Fratelli e figli di Bergamo! Voi leggete nel Nostro cuore, e non vi occorrono in
argomento altre parole. Vogliate perciò unirvi alla Nostra confessione, alla
Nostra preghiera, al Nostro canto.
Non vi tornerà per altro discaro il ricordarvi che la responsabilità posata ora
sopra le Nostre spalle sopravviene in qualche modo anche come nuova
responsabilità per ciascuno di voi, sacerdote e laico, per le famiglie nostre
così care e virtuose, e per la Chiesa Bergomense tutta intera. Il fatto di poter
dire in faccia al mondo di avere espresso il nuovo Papa è invito per voi a
rendervi sempre più degni di questo onore, con più acceso fervore di opere
esemplari al cospetto della Chiesa universale.
Arrivati presso al valico della Nostra lunga vita, e rivolgendoci a riguardare
ai tanti e tanti ormai passati alla eterna vita, a cui accennavamo poc'anzi, ai
tanti e tanti — diciamo — del clero e del laicato, che Ci furono familiari, e la
cui immagine ritorna al Nostro spirito come una apparizione che intenerisce, e
con cui ameremmo trattenerCi in conversazione, il senso di solitudine che
potrebbe assalirCi viene temperato e raddolcito dal pensiero della generazione
nuova, che unisce lo spettacolo della sua presenza alla presenza di quelli che
sono più avanti nel viaggio, tutti insieme bene associati ed intesi nella
preparazione di tempi nuovi.
Concedete un'altra confidenza alla familiarità, pur sacra e solenne, di questo
incontro: essa contiene un augurio di fedeltà da parte dei figli della
generazione presente e delle generazioni successive: di fedeltà cattolica,
diciamo, così costante e fervorosa da sorpassare quel poco di merito Nostro, e
dei nostri vecchi che ci hanno preceduto. A distanza anche di secoli si possa
dunque dire dei Bergamaschi venturi, della attività religiosa e civica di
ciascuno, che nel senso della pratica delle virtù evangeliche e della fedeltà a
questa Sede Apostolica i Bergamaschi dei nuovi tempi hanno saputo emulare ed
anche sorpassare l'epoca di Papa Giovanni.

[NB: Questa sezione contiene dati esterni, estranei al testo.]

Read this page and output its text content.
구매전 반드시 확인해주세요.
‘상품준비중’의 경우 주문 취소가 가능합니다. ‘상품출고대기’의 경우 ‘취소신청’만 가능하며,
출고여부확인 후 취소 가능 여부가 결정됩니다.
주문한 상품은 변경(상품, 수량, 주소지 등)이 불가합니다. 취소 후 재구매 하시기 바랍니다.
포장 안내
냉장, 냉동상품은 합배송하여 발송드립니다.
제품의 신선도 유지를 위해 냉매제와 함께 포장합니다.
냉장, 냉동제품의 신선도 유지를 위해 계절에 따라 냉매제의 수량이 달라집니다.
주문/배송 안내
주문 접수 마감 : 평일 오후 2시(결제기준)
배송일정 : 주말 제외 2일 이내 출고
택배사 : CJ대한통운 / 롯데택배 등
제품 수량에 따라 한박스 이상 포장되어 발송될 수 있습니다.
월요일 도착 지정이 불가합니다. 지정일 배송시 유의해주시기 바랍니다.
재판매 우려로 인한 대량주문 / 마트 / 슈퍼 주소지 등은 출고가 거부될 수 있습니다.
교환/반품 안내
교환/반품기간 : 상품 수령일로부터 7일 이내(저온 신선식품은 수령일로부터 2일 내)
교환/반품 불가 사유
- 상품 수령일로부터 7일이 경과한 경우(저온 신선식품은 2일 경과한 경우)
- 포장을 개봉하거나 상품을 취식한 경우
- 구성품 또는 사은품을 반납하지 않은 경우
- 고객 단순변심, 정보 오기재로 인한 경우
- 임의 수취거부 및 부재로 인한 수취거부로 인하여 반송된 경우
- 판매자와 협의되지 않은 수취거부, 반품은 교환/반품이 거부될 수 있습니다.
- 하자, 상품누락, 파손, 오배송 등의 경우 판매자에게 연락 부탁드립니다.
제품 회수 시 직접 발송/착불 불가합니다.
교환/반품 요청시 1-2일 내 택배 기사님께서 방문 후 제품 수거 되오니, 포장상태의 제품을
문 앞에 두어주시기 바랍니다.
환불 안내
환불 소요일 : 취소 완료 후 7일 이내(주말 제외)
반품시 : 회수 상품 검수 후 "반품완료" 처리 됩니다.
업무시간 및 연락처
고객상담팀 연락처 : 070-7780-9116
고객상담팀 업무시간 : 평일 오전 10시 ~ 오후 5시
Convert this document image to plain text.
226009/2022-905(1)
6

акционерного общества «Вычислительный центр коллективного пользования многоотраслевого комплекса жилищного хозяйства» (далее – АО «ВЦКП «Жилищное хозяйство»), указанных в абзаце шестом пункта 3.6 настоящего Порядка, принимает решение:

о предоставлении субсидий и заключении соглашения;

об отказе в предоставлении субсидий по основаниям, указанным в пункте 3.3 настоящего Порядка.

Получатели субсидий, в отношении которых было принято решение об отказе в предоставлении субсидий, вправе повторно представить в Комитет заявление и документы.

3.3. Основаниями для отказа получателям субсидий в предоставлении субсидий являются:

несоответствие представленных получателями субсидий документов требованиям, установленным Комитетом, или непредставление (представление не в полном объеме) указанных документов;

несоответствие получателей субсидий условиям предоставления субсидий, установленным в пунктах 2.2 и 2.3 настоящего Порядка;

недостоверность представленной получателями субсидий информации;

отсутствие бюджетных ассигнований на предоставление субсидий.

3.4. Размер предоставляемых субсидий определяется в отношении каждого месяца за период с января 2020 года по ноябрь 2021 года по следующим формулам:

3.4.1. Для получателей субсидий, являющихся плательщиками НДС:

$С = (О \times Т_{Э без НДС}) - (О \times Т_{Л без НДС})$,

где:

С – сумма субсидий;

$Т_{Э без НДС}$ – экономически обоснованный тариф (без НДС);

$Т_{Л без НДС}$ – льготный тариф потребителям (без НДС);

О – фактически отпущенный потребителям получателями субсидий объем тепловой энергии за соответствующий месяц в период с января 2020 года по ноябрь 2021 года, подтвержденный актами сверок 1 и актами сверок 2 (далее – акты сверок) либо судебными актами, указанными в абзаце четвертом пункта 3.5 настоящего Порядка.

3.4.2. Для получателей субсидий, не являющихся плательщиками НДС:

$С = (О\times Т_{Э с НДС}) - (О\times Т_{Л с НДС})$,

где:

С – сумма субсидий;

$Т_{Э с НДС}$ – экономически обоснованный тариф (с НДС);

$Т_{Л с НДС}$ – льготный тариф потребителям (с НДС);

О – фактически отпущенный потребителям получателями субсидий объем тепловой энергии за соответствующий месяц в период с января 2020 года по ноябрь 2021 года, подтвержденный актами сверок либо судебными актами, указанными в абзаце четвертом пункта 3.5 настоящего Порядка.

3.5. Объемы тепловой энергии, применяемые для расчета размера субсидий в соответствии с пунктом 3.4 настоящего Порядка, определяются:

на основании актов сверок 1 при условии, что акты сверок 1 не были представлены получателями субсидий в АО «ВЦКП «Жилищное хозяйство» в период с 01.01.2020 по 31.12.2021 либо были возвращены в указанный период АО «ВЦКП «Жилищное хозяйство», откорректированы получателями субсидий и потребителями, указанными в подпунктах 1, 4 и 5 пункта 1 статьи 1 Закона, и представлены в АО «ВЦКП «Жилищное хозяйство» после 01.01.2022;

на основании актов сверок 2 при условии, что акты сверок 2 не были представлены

Perchè il voto si avveri, i sentimenti Nostri e vostri vengono deposti ed
offerti su questo altare della Confessione dell'Apostolo Pietro, con voce di
preghiera, perchè questo Pontificato, umile da parte Nostra, ma solenne in
faccia alla storia, sia santificato già dalla grazia divina e torni in fervore
per quanti costituiscono la grande famiglia cattolica.
Sì: specialmente qui tutto è grazia del Signore! Le responsabilità assunte con
la Nostra accettazione timorosa e tremebonda, ma pur confidente e serena,
vengono fortificate da quel trionfo dell'intervento divino che supplisce alle
deficienze della natura, che difende dagli assalti del Maligno, che fortifica il
buon proposito di ogni giorno e addolcisce le difficoltà inevitabili del vivere
sulla terra nella direzione delle mète celesti, a cui i nostri sguardi sono
sempre rivolti.
La fedeltà alla tradizione del passato è garanzia di felice avvenire.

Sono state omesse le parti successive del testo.